1. Savings is a flow and net wealth is a stock. They are NOT different ways to measure the same thing and comparing them directly is comparing apples to oranges. Savings is one of the ways in which net wealth is either increased (if savings is positive) or decreased (if savings is negative) in any particular period. But net wealth also depends on capital gains which for households depend among other things on both the stock market and the value of their houses.
2. To count capital gains in your house as an increase in your savings is a mistake we saw many people make during the tech stock boom a few years ago. Your balance sheet may look great for a while but you don’t really have the money until you actually sell the asset. It would be just as foolish today for people to say “Hey aren’t I the smart one!! I have so much wealth in this house I am not going to sell that I should buy a new car, a plasma TV, and a European vacation!!!”
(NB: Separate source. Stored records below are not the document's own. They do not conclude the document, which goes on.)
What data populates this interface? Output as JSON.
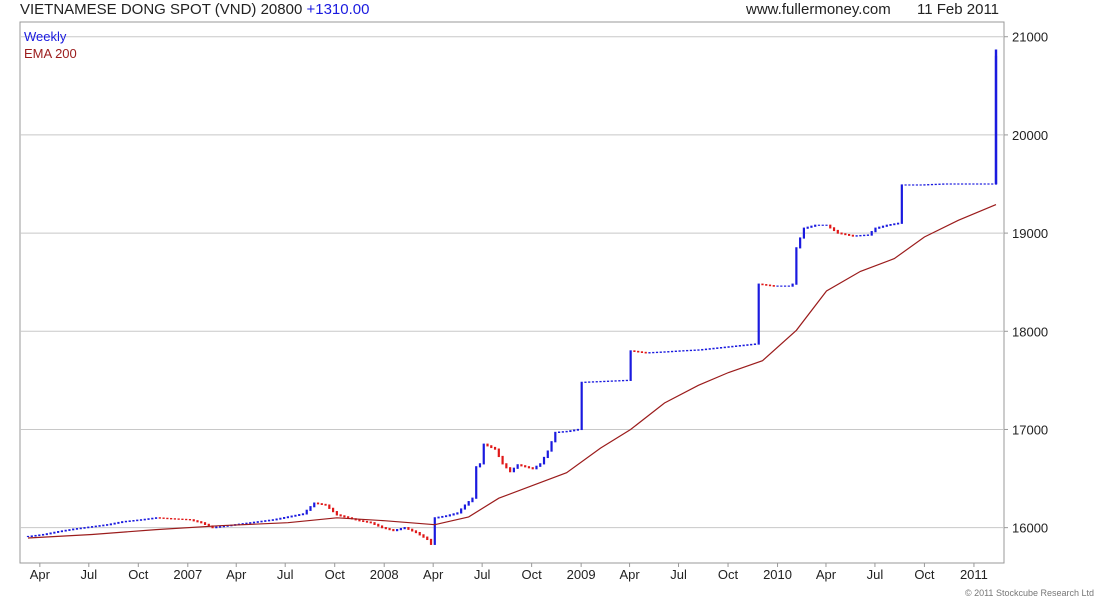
{
  "header": {
    "title": "VIETNAMESE DONG SPOT (VND) 20800",
    "change": "+1310.00",
    "site": "www.fullermoney.com",
    "date": "11 Feb 2011"
  },
  "legend": [
    {
      "label": "Weekly",
      "color": "#1a1adf"
    },
    {
      "label": "EMA 200",
      "color": "#9b1c1c"
    }
  ],
  "copyright": "© 2011 Stockcube Research Ltd",
  "chart_data": {
    "type": "line",
    "frequency": "weekly",
    "x_start": "2006-03-10",
    "y_ticks": [
      16000,
      17000,
      18000,
      19000,
      20000,
      21000
    ],
    "x_ticks": [
      "Apr",
      "Jul",
      "Oct",
      "2007",
      "Apr",
      "Jul",
      "Oct",
      "2008",
      "Apr",
      "Jul",
      "Oct",
      "2009",
      "Apr",
      "Jul",
      "Oct",
      "2010",
      "Apr",
      "Jul",
      "Oct",
      "2011"
    ],
    "x_tick_dates": [
      "2006-04-01",
      "2006-07-01",
      "2006-10-01",
      "2007-01-01",
      "2007-04-01",
      "2007-07-01",
      "2007-10-01",
      "2008-01-01",
      "2008-04-01",
      "2008-07-01",
      "2008-10-01",
      "2009-01-01",
      "2009-04-01",
      "2009-07-01",
      "2009-10-01",
      "2010-01-01",
      "2010-04-01",
      "2010-07-01",
      "2010-10-01",
      "2011-01-01"
    ],
    "ylim": [
      15640,
      21150
    ],
    "grid": true,
    "legend_position": "top-left",
    "up_color": "#1a1adf",
    "down_color": "#e01818",
    "ema_color": "#9b1c1c",
    "series": [
      {
        "name": "Weekly",
        "points": [
          [
            "2006-03-10",
            15910
          ],
          [
            "2006-04-07",
            15930
          ],
          [
            "2006-05-05",
            15960
          ],
          [
            "2006-06-02",
            15985
          ],
          [
            "2006-07-07",
            16010
          ],
          [
            "2006-08-04",
            16030
          ],
          [
            "2006-09-01",
            16060
          ],
          [
            "2006-10-06",
            16080
          ],
          [
            "2006-11-03",
            16100
          ],
          [
            "2006-12-01",
            16090
          ],
          [
            "2007-01-05",
            16080
          ],
          [
            "2007-01-26",
            16050
          ],
          [
            "2007-02-16",
            16000
          ],
          [
            "2007-03-16",
            16020
          ],
          [
            "2007-04-13",
            16040
          ],
          [
            "2007-05-11",
            16060
          ],
          [
            "2007-06-08",
            16080
          ],
          [
            "2007-07-06",
            16110
          ],
          [
            "2007-08-03",
            16140
          ],
          [
            "2007-08-24",
            16250
          ],
          [
            "2007-09-14",
            16230
          ],
          [
            "2007-10-05",
            16130
          ],
          [
            "2007-10-26",
            16100
          ],
          [
            "2007-11-16",
            16070
          ],
          [
            "2007-12-07",
            16050
          ],
          [
            "2007-12-28",
            16000
          ],
          [
            "2008-01-18",
            15970
          ],
          [
            "2008-02-08",
            16000
          ],
          [
            "2008-02-29",
            15950
          ],
          [
            "2008-03-21",
            15880
          ],
          [
            "2008-03-28",
            15830
          ],
          [
            "2008-04-04",
            16100
          ],
          [
            "2008-04-25",
            16120
          ],
          [
            "2008-05-16",
            16150
          ],
          [
            "2008-05-30",
            16230
          ],
          [
            "2008-06-13",
            16300
          ],
          [
            "2008-06-20",
            16620
          ],
          [
            "2008-06-27",
            16650
          ],
          [
            "2008-07-04",
            16850
          ],
          [
            "2008-07-25",
            16800
          ],
          [
            "2008-08-08",
            16650
          ],
          [
            "2008-08-22",
            16570
          ],
          [
            "2008-09-05",
            16640
          ],
          [
            "2008-09-19",
            16620
          ],
          [
            "2008-10-03",
            16600
          ],
          [
            "2008-10-17",
            16650
          ],
          [
            "2008-10-31",
            16780
          ],
          [
            "2008-11-14",
            16970
          ],
          [
            "2008-12-05",
            16980
          ],
          [
            "2008-12-26",
            17000
          ],
          [
            "2009-01-02",
            17480
          ],
          [
            "2009-02-13",
            17490
          ],
          [
            "2009-03-27",
            17500
          ],
          [
            "2009-04-03",
            17800
          ],
          [
            "2009-05-01",
            17780
          ],
          [
            "2009-06-05",
            17790
          ],
          [
            "2009-07-03",
            17800
          ],
          [
            "2009-08-07",
            17810
          ],
          [
            "2009-09-11",
            17830
          ],
          [
            "2009-10-16",
            17850
          ],
          [
            "2009-11-20",
            17870
          ],
          [
            "2009-11-27",
            18480
          ],
          [
            "2009-12-25",
            18460
          ],
          [
            "2010-01-22",
            18460
          ],
          [
            "2010-01-29",
            18480
          ],
          [
            "2010-02-05",
            18850
          ],
          [
            "2010-02-19",
            19050
          ],
          [
            "2010-03-12",
            19080
          ],
          [
            "2010-04-02",
            19080
          ],
          [
            "2010-04-23",
            19000
          ],
          [
            "2010-05-21",
            18970
          ],
          [
            "2010-06-18",
            18980
          ],
          [
            "2010-07-02",
            19050
          ],
          [
            "2010-07-23",
            19080
          ],
          [
            "2010-08-13",
            19100
          ],
          [
            "2010-08-20",
            19490
          ],
          [
            "2010-09-24",
            19490
          ],
          [
            "2010-11-05",
            19500
          ],
          [
            "2010-12-17",
            19500
          ],
          [
            "2011-02-04",
            19500
          ],
          [
            "2011-02-11",
            20800
          ]
        ]
      },
      {
        "name": "EMA 200",
        "points": [
          [
            "2006-03-10",
            15895
          ],
          [
            "2006-07-07",
            15930
          ],
          [
            "2006-11-03",
            15980
          ],
          [
            "2007-03-02",
            16020
          ],
          [
            "2007-07-06",
            16050
          ],
          [
            "2007-10-05",
            16100
          ],
          [
            "2008-01-04",
            16070
          ],
          [
            "2008-04-04",
            16030
          ],
          [
            "2008-06-06",
            16110
          ],
          [
            "2008-08-01",
            16300
          ],
          [
            "2008-10-03",
            16430
          ],
          [
            "2008-12-05",
            16560
          ],
          [
            "2009-02-06",
            16810
          ],
          [
            "2009-04-03",
            17000
          ],
          [
            "2009-06-05",
            17270
          ],
          [
            "2009-08-07",
            17450
          ],
          [
            "2009-10-02",
            17580
          ],
          [
            "2009-12-04",
            17700
          ],
          [
            "2010-02-05",
            18010
          ],
          [
            "2010-04-02",
            18410
          ],
          [
            "2010-06-04",
            18610
          ],
          [
            "2010-08-06",
            18740
          ],
          [
            "2010-10-01",
            18960
          ],
          [
            "2010-12-03",
            19130
          ],
          [
            "2011-02-11",
            19290
          ]
        ]
      }
    ]
  }
}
4. The main point in my original post (which remains true even with pgl’s correction and David’s comments) is shown very clearly in David’s graph. Those of an incurably optimistic bent – certainly a good quality to have – can hang their hat on the slight upturn in savings rates over the past few quarters. But I defy anyone to draw a regression line through those series for the past two decades and come up with anything that has a positive slope or to be happy about where those rates are at the present time compared with other industrial countries or our own history. And THAT was the original thought that inspired me to write about this.
Savings rates are usually a slow moving variable. They don’t typically change drastically from quarter to quarter or year to year unless there is something forcing them to which is why it took 20 years for ours to decline from somewhere in the vicinity of 10% to somewhere in the vicinity of 0% or a little above. What worries me is the possibility that something may indeed force an adjustment back the other way. Remember that our desire to dissave must be mirrored by somebody else’s desire to save (i.e. lend us money). It is still not at all inevitable that we will have an unpleasant adjustment forced on us but we would be foolish to act as if the current situation is either inherently stable or capable of lasting indefinitely. If such an adjustment IS forced on us, capital gains in our houses wont help us much. We are unlikely to all be able to sell them very fast even if they maintain their increases in value of the past few years. And as for the likelihood that those values will keep rising all I can say is that I wouldnt want to bet the rent on it.